Nach dem verheerenden Wohnungsbrand in Wien-Ottakring gibt es nun die nächste traurige Gewissheit: Nachdem bereits die dreijährige Schwester ihren schweren Verletzungen erlegen war, ist nun auch ihr zweijähriger Bruder im AKH verstorben. Die Familie verlor innerhalb weniger Tage beide Kinder.
Das Feuer war am Montag gegen 16.45 Uhr in einer Wohnung in der Effingergasse ausgebrochen. Die Wiener Berufsfeuerwehr wurde zu dem Mehrparteienhaus alarmiert und öffnete die betroffene Wohnung. Noch während der Vorbereitung der Löschmaßnahmen durchsuchte ein Atemschutztrupp die Räume – dabei machten die Einsatzkräfte die schreckliche Entdeckung.
Die beiden Kleinkinder lagen reglos in einem Zimmer. Feuerwehr und Berufsrettung begannen sofort mit den Reanimationsmaßnahmen.

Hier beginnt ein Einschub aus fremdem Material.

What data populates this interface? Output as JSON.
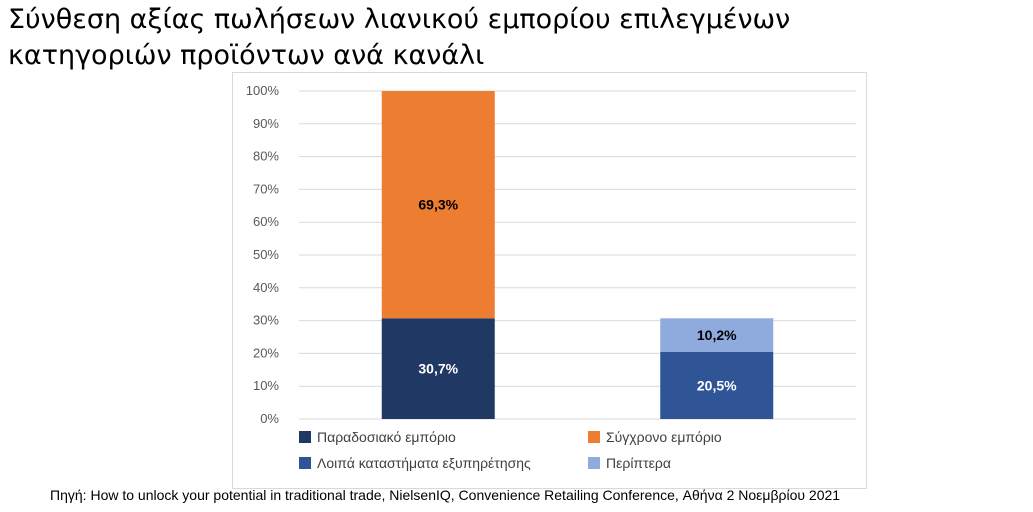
{
  "title_lines": [
    "Σύνθεση αξίας πωλήσεων λιανικού εμπορίου επιλεγμένων",
    "κατηγοριών προϊόντων ανά κανάλι"
  ],
  "source": "Πηγή: How to unlock your potential in traditional trade, NielsenIQ, Convenience Retailing Conference, Αθήνα 2 Νοεμβρίου 2021",
  "chart_data": {
    "type": "bar",
    "stacked": true,
    "title": "Σύνθεση αξίας πωλήσεων λιανικού εμπορίου επιλεγμένων κατηγοριών προϊόντων ανά κανάλι",
    "xlabel": "",
    "ylabel": "",
    "ylim": [
      0,
      100
    ],
    "y_ticks": [
      "0%",
      "10%",
      "20%",
      "30%",
      "40%",
      "50%",
      "60%",
      "70%",
      "80%",
      "90%",
      "100%"
    ],
    "grid": true,
    "legend_position": "bottom",
    "categories": [
      "",
      ""
    ],
    "series": [
      {
        "name": "Παραδοσιακό εμπόριο",
        "color": "#203864",
        "label_color": "#ffffff",
        "values": [
          30.7,
          null
        ],
        "labels": [
          "30,7%",
          ""
        ]
      },
      {
        "name": "Σύγχρονο εμπόριο",
        "color": "#ed7d31",
        "label_color": "#000000",
        "values": [
          69.3,
          null
        ],
        "labels": [
          "69,3%",
          ""
        ]
      },
      {
        "name": "Λοιπά καταστήματα εξυπηρέτησης",
        "color": "#2f5597",
        "label_color": "#ffffff",
        "values": [
          null,
          20.5
        ],
        "labels": [
          "",
          "20,5%"
        ]
      },
      {
        "name": "Περίπτερα",
        "color": "#8faadc",
        "label_color": "#000000",
        "values": [
          null,
          10.2
        ],
        "labels": [
          "",
          "10,2%"
        ]
      }
    ]
  }
}
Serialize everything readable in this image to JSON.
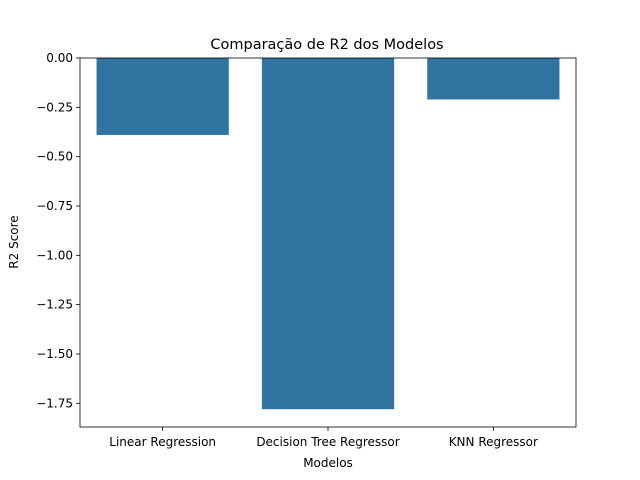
{
  "chart_data": {
    "type": "bar",
    "title": "Comparação de R2 dos Modelos",
    "xlabel": "Modelos",
    "ylabel": "R2 Score",
    "categories": [
      "Linear Regression",
      "Decision Tree Regressor",
      "KNN Regressor"
    ],
    "values": [
      -0.39,
      -1.78,
      -0.21
    ],
    "ylim": [
      -1.87,
      0.0
    ],
    "yticks": [
      0.0,
      -0.25,
      -0.5,
      -0.75,
      -1.0,
      -1.25,
      -1.5,
      -1.75
    ],
    "ytick_labels": [
      "0.00",
      "−0.25",
      "−0.50",
      "−0.75",
      "−1.00",
      "−1.25",
      "−1.50",
      "−1.75"
    ],
    "grid": false,
    "bar_color": "#3274a1"
  }
}
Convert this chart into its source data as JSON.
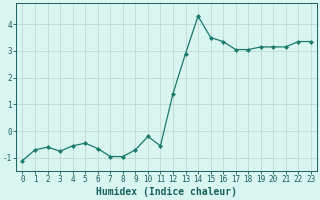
{
  "x": [
    0,
    1,
    2,
    3,
    4,
    5,
    6,
    7,
    8,
    9,
    10,
    11,
    12,
    13,
    14,
    15,
    16,
    17,
    18,
    19,
    20,
    21,
    22,
    23
  ],
  "y": [
    -1.1,
    -0.7,
    -0.6,
    -0.75,
    -0.55,
    -0.45,
    -0.65,
    -0.95,
    -0.95,
    -0.7,
    -0.2,
    -0.55,
    1.4,
    2.9,
    4.3,
    3.5,
    3.35,
    3.05,
    3.05,
    3.15,
    3.15,
    3.15,
    3.35,
    3.35
  ],
  "line_color": "#1a7a6e",
  "marker": "D",
  "marker_size": 2.0,
  "bg_color": "#d8f5f0",
  "grid_color": "#c0d8d4",
  "spine_color": "#1a6060",
  "xlabel": "Humidex (Indice chaleur)",
  "xlim": [
    -0.5,
    23.5
  ],
  "ylim": [
    -1.5,
    4.8
  ],
  "yticks": [
    -1,
    0,
    1,
    2,
    3,
    4
  ],
  "xticks": [
    0,
    1,
    2,
    3,
    4,
    5,
    6,
    7,
    8,
    9,
    10,
    11,
    12,
    13,
    14,
    15,
    16,
    17,
    18,
    19,
    20,
    21,
    22,
    23
  ],
  "tick_label_size": 5.5,
  "xlabel_size": 7.0
}
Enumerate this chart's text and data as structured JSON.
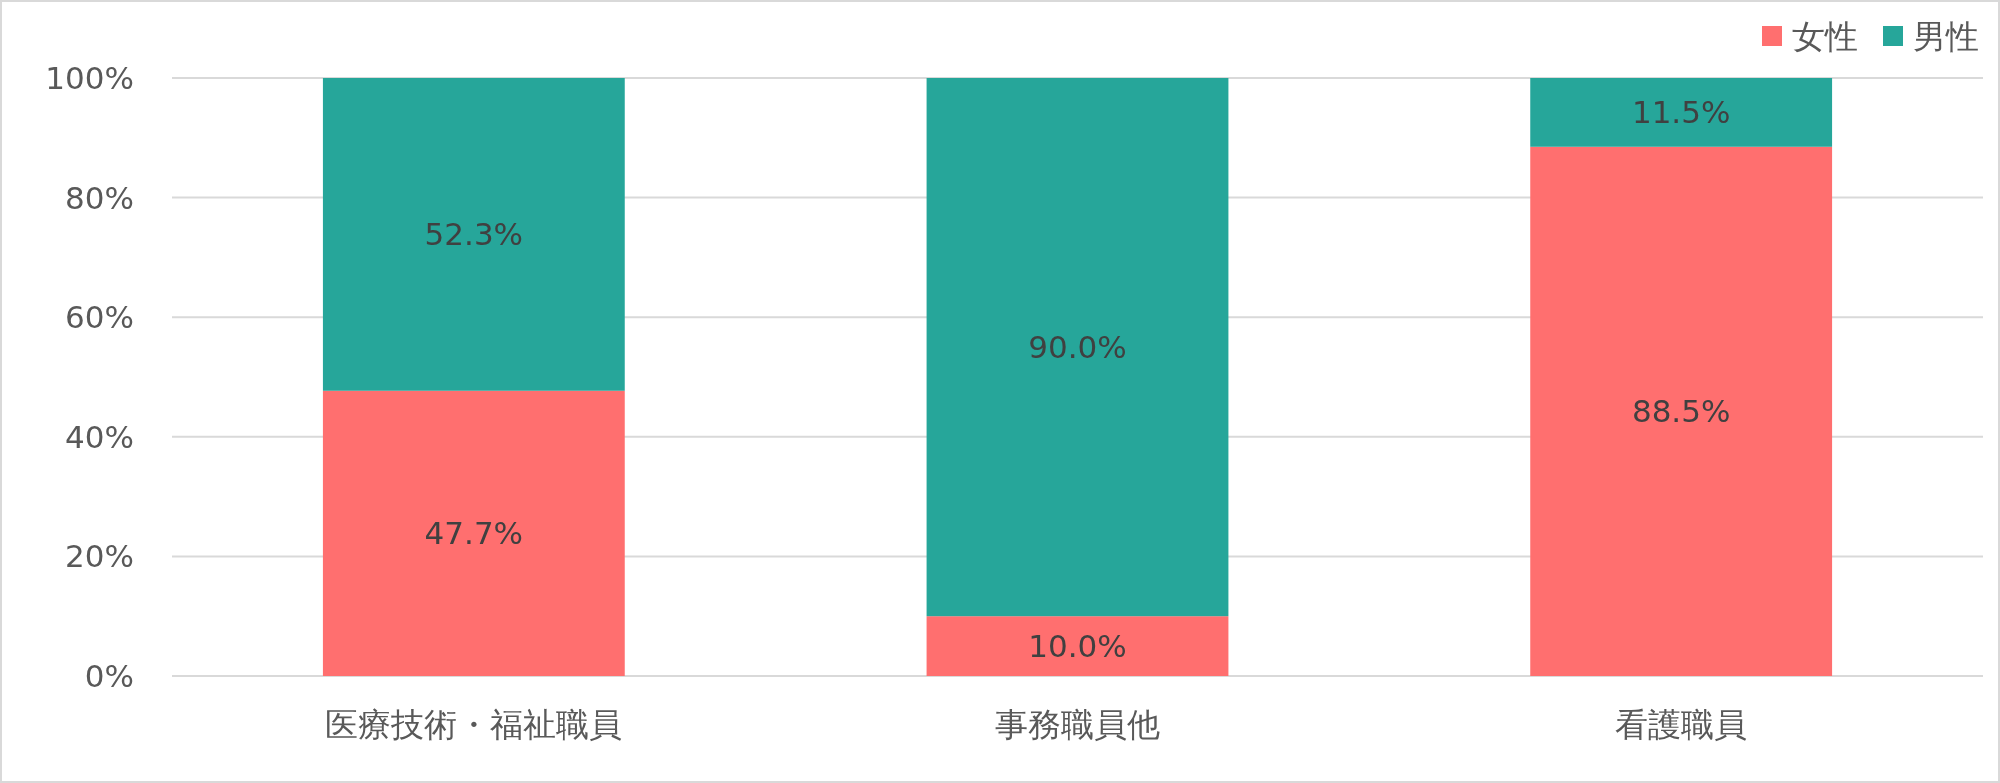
{
  "chart_data": {
    "type": "bar",
    "stacked": true,
    "categories": [
      "医療技術・福祉職員",
      "事務職員他",
      "看護職員"
    ],
    "series": [
      {
        "name": "女性",
        "color": "#ff6f6f",
        "values": [
          47.7,
          10.0,
          88.5
        ],
        "value_labels": [
          "47.7%",
          "10.0%",
          "88.5%"
        ]
      },
      {
        "name": "男性",
        "color": "#26a69a",
        "values": [
          52.3,
          90.0,
          11.5
        ],
        "value_labels": [
          "52.3%",
          "90.0%",
          "11.5%"
        ]
      }
    ],
    "ylim": [
      0,
      100
    ],
    "yticks": [
      {
        "value": 0,
        "label": "0%"
      },
      {
        "value": 20,
        "label": "20%"
      },
      {
        "value": 40,
        "label": "40%"
      },
      {
        "value": 60,
        "label": "60%"
      },
      {
        "value": 80,
        "label": "80%"
      },
      {
        "value": 100,
        "label": "100%"
      }
    ],
    "grid": "y",
    "legend": "top right"
  }
}
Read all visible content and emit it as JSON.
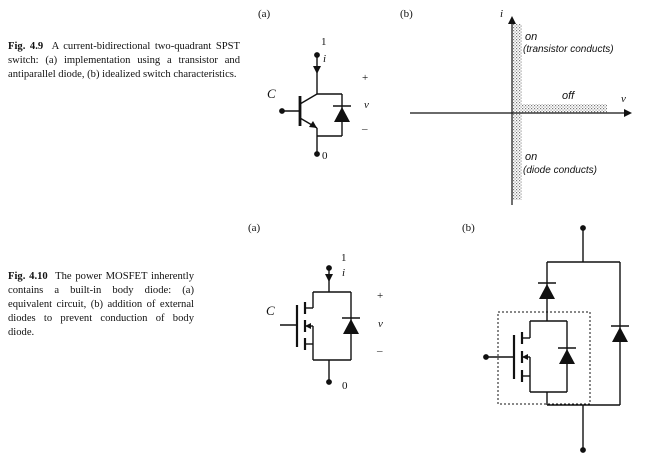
{
  "fig49": {
    "number": "Fig. 4.9",
    "caption": "A current-bidirectional two-quadrant SPST switch: (a) implementation using a transistor and antiparallel diode, (b) idealized switch characteristics.",
    "panel_a": "(a)",
    "panel_b": "(b)",
    "circuit": {
      "node_top": "1",
      "current": "i",
      "control": "C",
      "plus": "+",
      "voltage": "v",
      "minus": "–",
      "node_bottom": "0"
    },
    "characteristic": {
      "y_axis": "i",
      "x_axis": "v",
      "on_upper": "on",
      "on_upper_note": "(transistor conducts)",
      "off": "off",
      "on_lower": "on",
      "on_lower_note": "(diode conducts)"
    }
  },
  "fig410": {
    "number": "Fig. 4.10",
    "caption": "The power MOSFET inherently contains a built-in body diode: (a) equivalent circuit, (b) addition of external diodes to prevent conduction of body diode.",
    "panel_a": "(a)",
    "panel_b": "(b)",
    "circuit": {
      "node_top": "1",
      "current": "i",
      "control": "C",
      "plus": "+",
      "voltage": "v",
      "minus": "–",
      "node_bottom": "0"
    }
  }
}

Beide Kinder mussten nach einem Herzkreislaufstillstand wiederbelebt und anschließend in kritischem Zustand ins Krankenhaus gebracht werden.
Am Donnerstag wurde bekannt, dass die dreijährige Tochter an ihren schweren Verletzungen verstorben ist. Wie "Heute" nun erfuhr, hat wenig später auch ihr zweijähriger Bruder den Kampf ums Überleben verloren.
Auch die 14-jährige Schwester der beiden Kinder wurde bei dem Brand leicht verletzt und ins Krankenhaus gebracht. Sie hatte zum Zeitpunkt des Feuers auf ihre jüngeren Geschwister aufgepasst. Ob sie das Krankenhaus mittlerweile verlassen konnte, war zuletzt noch unklar.
Die Ermittlungen zur Brandursache laufen weiterhin. Nach bisherigem Stand dürfte ein technischer Defekt das Feuer ausgelöst haben. Laut Wiener Polizei soll der Akku eines Handstaubsaugers in Brand geraten sein. Hinweise auf eine Verletzung der Aufsichtspflicht gebe es nicht. Gegen die Eltern werde daher nicht ermittelt.
Die Tragödie löste auch innerhalb der bosnischen Community in Wien große Betroffenheit aus. Zahlreiche Freunde, Bekannte und Angehörige bekunden in sozialen Netzwerken ihr Mitgefühl. Auf den Facebook-Profilen des Vaters finden sich unzählige Beileidsbekundungen.
Freunde der Familie haben zudem ein Spendenkonto über "GoFundMe" eingerichtet, um die Eltern zumindest finanziell zu unterstützen. Doch der Schmerz über den Verlust beider Kinder dürfte unvorstellbar sein.